Dunia hari ini terasa berjalan begitu cepat. Banyak orang merasa berkewajiban mengejar banyak pencapaian sekaligus, entah itu material, karier, atau status sosial. Seolah tidak ada waktu untuk merenungkan apa yang sungguh-sungguh diinginkan, orang terus saja berlari tanpa henti. Bila kamu mulai merasakan ini, barangkali gaya hidup slow living perlu dicoba.

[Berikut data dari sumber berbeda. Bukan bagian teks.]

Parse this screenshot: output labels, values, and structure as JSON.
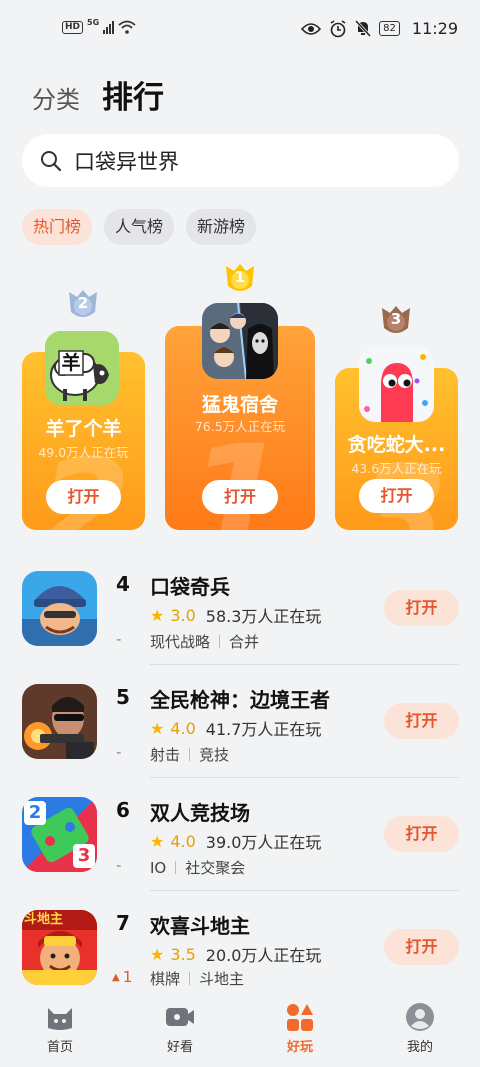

Mengutip VOI, dalam survey yang dilakukan Harvard Business School, sekitar 94% pekerja profesional bekerja lebih dari 50 jam per minggu. Studi lain pada tahun 2016 oleh Creative Economy Agency menemukan, sepertiga dari jumlah pekerja di industri kreatif bekerja lebih dari 48 jam per minggu. Dari studi ini, dapat disimpulkan bahwa para pekerja seolah-olah tidak memiliki pilihan lain. Sebagian besar hidup para pekerja ini dihabiskan untuk bekerja dan bekerja.
Kehidupan serba cepat membuat fisik dan mental menjadi rentan terhadap berbagai gangguan. Bila kamu merasa lelah bahkan sakit secara fisik maupun mental, cobalah untuk mundur sejenak dan bertanya kepada diri sendiri, apakah kamu memang menginginkan semua ini? Menurunkan pace dalam hidup inilah yang disebut slow living.
Sesuai namanya, slow living adalah konsep gaya hidup yang membuat kita menurunkan kecepatan sejenak dalam kehidupan dan menikmati momen-momen yang sedang berlangsung. Slow living adalah sebuah respons terhadap rutinitas yang begitu cepat, teratur, dan kesibukan tiada henti.
Cikal bakal dari konsep ini berasal dari Slow Food Movement yang dicetuskan Carlo Petrini pada 1986. Pada waktu itu, ia melakukan kampanye Slow Food Movement untuk melawan gerakan fast food, terutama oleh McDonald’s yang membuka outlet di Roma, Italia.
Ide pokok dari kampanye slow food movement adalah melindungi makanan tradisional dan kultur gastronomi, yang dianggap lebih sehat dan lezat. Berawal dari sini, konsep slowing down kemudian diaplikasikan pada aspek-aspek yang lebih luas dan menyeluruh, yakni slow living.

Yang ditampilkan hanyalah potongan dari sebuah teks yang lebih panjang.